Lula tem alertado para o fato de que a crise do clima, por sua natureza global e interdependente, só pode ser enfrentada de forma efetiva por meio da cooperação internacional e do fortalecimento do multilateralismo.

Primeiro dia  - Ontem (6), na abertura, o presidente Luiz Inácio Lula da Silva fez um chamado para que os países tomem ações concretas dos países para conter a elevação da temperatura global. O Relatório sobre a Lacuna de Emissões 2025, do Programa das Nações Unidas para o Meio Ambiente (PNUMA) mostra que está cada vez mais difícil alcançar a meta de limitar o aquecimento global a 1,5°C, exigindo medidas mais contundentes para reverter o cenário catastrófico.

“A COP30 será a COP da verdade. É o momento de levar a sério os alertas da ciência. É hora de encarar a realidade e decidir se teremos ou não a coragem e a determinação necessárias para transformá-la”, disse Lula durante a abertura da Cúpula do Clima.

Depois abrir a plenária, o presidente recebeu as lideranças mundiais em um almoço oficial para o lançamento do Fundo Florestas Tropicais para Sempre (TFFF, sigla em inglês).

Em entrevista coletiva, com a participação dos ministros da Fazenda, Fernando Haddad; do Meio Ambiente e Mudança do Clima, Marina Silva; e dos Povos Indígenas, Sônia Guajajara foi anunciado que o fundo já conta com US$ 5,5 bilhões.

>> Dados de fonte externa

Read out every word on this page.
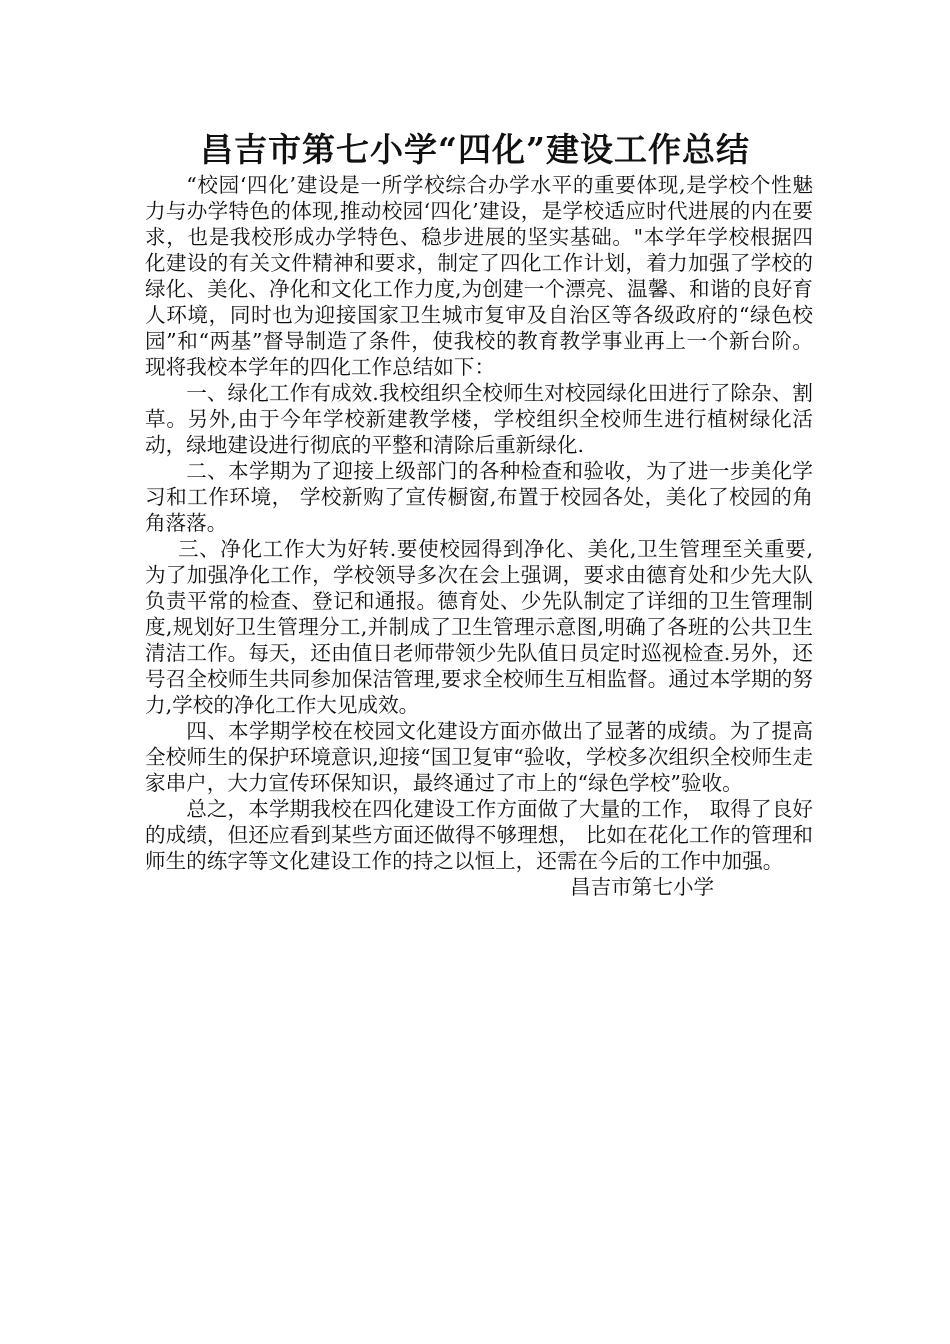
昌吉市第七小学“四化”建设工作总结

“校园‘四化’建设是一所学校综合办学水平的重要体现,是学校个性魅力与办学特色的体现,推动校园‘四化’建设，是学校适应时代进展的内在要求，也是我校形成办学特色、稳步进展的坚实基础。"本学年学校根据四化建设的有关文件精神和要求，制定了四化工作计划，着力加强了学校的绿化、美化、净化和文化工作力度,为创建一个漂亮、温馨、和谐的良好育人环境，同时也为迎接国家卫生城市复审及自治区等各级政府的“绿色校园”和“两基”督导制造了条件，使我校的教育教学事业再上一个新台阶。现将我校本学年的四化工作总结如下：

一、绿化工作有成效.我校组织全校师生对校园绿化田进行了除杂、割草。另外,由于今年学校新建教学楼，学校组织全校师生进行植树绿化活动，绿地建设进行彻底的平整和清除后重新绿化.

二、本学期为了迎接上级部门的各种检查和验收，为了进一步美化学习和工作环境， 学校新购了宣传橱窗,布置于校园各处，美化了校园的角角落落。

三、净化工作大为好转.要使校园得到净化、美化,卫生管理至关重要,为了加强净化工作，学校领导多次在会上强调，要求由德育处和少先大队负责平常的检查、登记和通报。德育处、少先队制定了详细的卫生管理制度,规划好卫生管理分工,并制成了卫生管理示意图,明确了各班的公共卫生清洁工作。每天，还由值日老师带领少先队值日员定时巡视检查.另外，还号召全校师生共同参加保洁管理,要求全校师生互相监督。通过本学期的努力,学校的净化工作大见成效。

四、本学期学校在校园文化建设方面亦做出了显著的成绩。为了提高全校师生的保护环境意识,迎接“国卫复审“验收，学校多次组织全校师生走家串户，大力宣传环保知识，最终通过了市上的“绿色学校”验收。

总之，本学期我校在四化建设工作方面做了大量的工作， 取得了良好的成绩，但还应看到某些方面还做得不够理想， 比如在花化工作的管理和师生的练字等文化建设工作的持之以恒上，还需在今后的工作中加强。

昌吉市第七小学
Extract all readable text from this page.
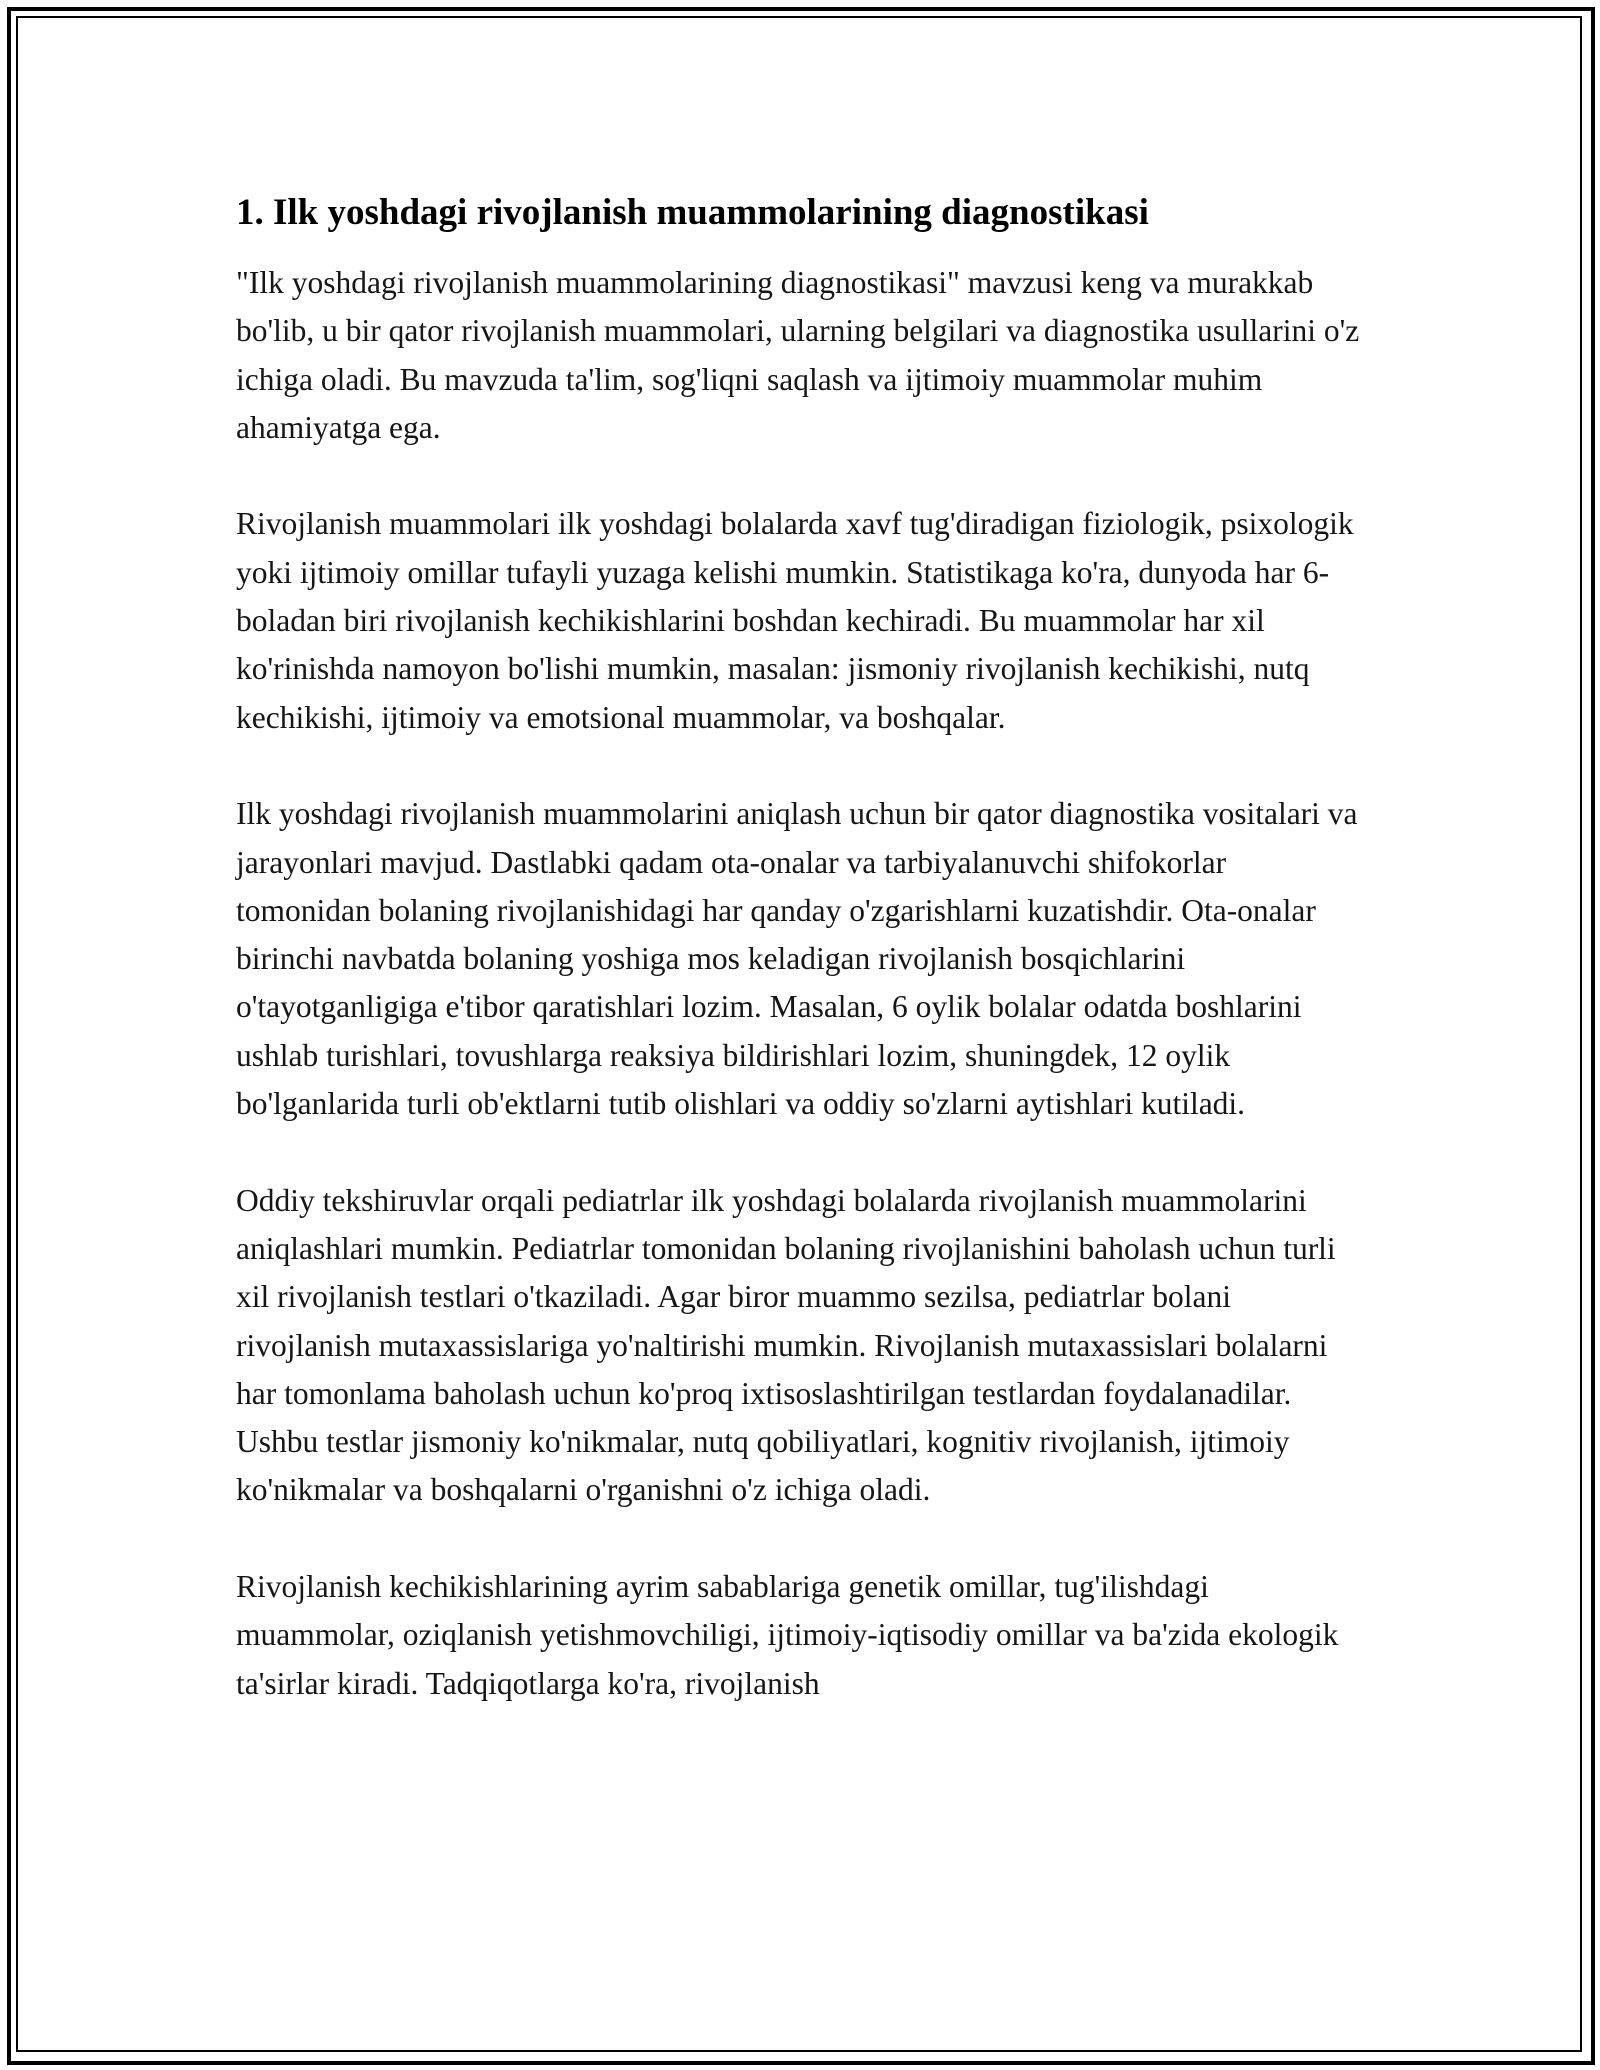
1. Ilk yoshdagi rivojlanish muammolarining diagnostikasi

"Ilk yoshdagi rivojlanish muammolarining diagnostikasi" mavzusi keng va murakkab bo'lib, u bir qator rivojlanish muammolari, ularning belgilari va diagnostika usullarini o'z ichiga oladi. Bu mavzuda ta'lim, sog'liqni saqlash va ijtimoiy muammolar muhim ahamiyatga ega.

Rivojlanish muammolari ilk yoshdagi bolalarda xavf tug'diradigan fiziologik, psixologik yoki ijtimoiy omillar tufayli yuzaga kelishi mumkin. Statistikaga ko'ra, dunyoda har 6-boladan biri rivojlanish kechikishlarini boshdan kechiradi. Bu muammolar har xil ko'rinishda namoyon bo'lishi mumkin, masalan: jismoniy rivojlanish kechikishi, nutq kechikishi, ijtimoiy va emotsional muammolar, va boshqalar.

Ilk yoshdagi rivojlanish muammolarini aniqlash uchun bir qator diagnostika vositalari va jarayonlari mavjud. Dastlabki qadam ota-onalar va tarbiyalanuvchi shifokorlar tomonidan bolaning rivojlanishidagi har qanday o'zgarishlarni kuzatishdir. Ota-onalar birinchi navbatda bolaning yoshiga mos keladigan rivojlanish bosqichlarini o'tayotganligiga e'tibor qaratishlari lozim. Masalan, 6 oylik bolalar odatda boshlarini ushlab turishlari, tovushlarga reaksiya bildirishlari lozim, shuningdek, 12 oylik bo'lganlarida turli ob'ektlarni tutib olishlari va oddiy so'zlarni aytishlari kutiladi.

Oddiy tekshiruvlar orqali pediatrlar ilk yoshdagi bolalarda rivojlanish muammolarini aniqlashlari mumkin. Pediatrlar tomonidan bolaning rivojlanishini baholash uchun turli xil rivojlanish testlari o'tkaziladi. Agar biror muammo sezilsa, pediatrlar bolani rivojlanish mutaxassislariga yo'naltirishi mumkin. Rivojlanish mutaxassislari bolalarni har tomonlama baholash uchun ko'proq ixtisoslashtirilgan testlardan foydalanadilar. Ushbu testlar jismoniy ko'nikmalar, nutq qobiliyatlari, kognitiv rivojlanish, ijtimoiy ko'nikmalar va boshqalarni o'rganishni o'z ichiga oladi.

Rivojlanish kechikishlarining ayrim sabablariga genetik omillar, tug'ilishdagi muammolar, oziqlanish yetishmovchiligi, ijtimoiy-iqtisodiy omillar va ba'zida ekologik ta'sirlar kiradi. Tadqiqotlarga ko'ra, rivojlanish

A cada ano, um país recebe o encontro, que tem como principal missão buscar formas de implementar a Convenção-Quadro das Nações Unidas sobre Mudança do Clima (UNFCCC, na sigla em inglês). Esse documento foi adotado por diversos países em 1992, justamente em uma conferência no Brasil, a Eco92. Desde então, a meta geral passou a ser a de estabilizar a concentração de gases de efeito estufa na atmosfera.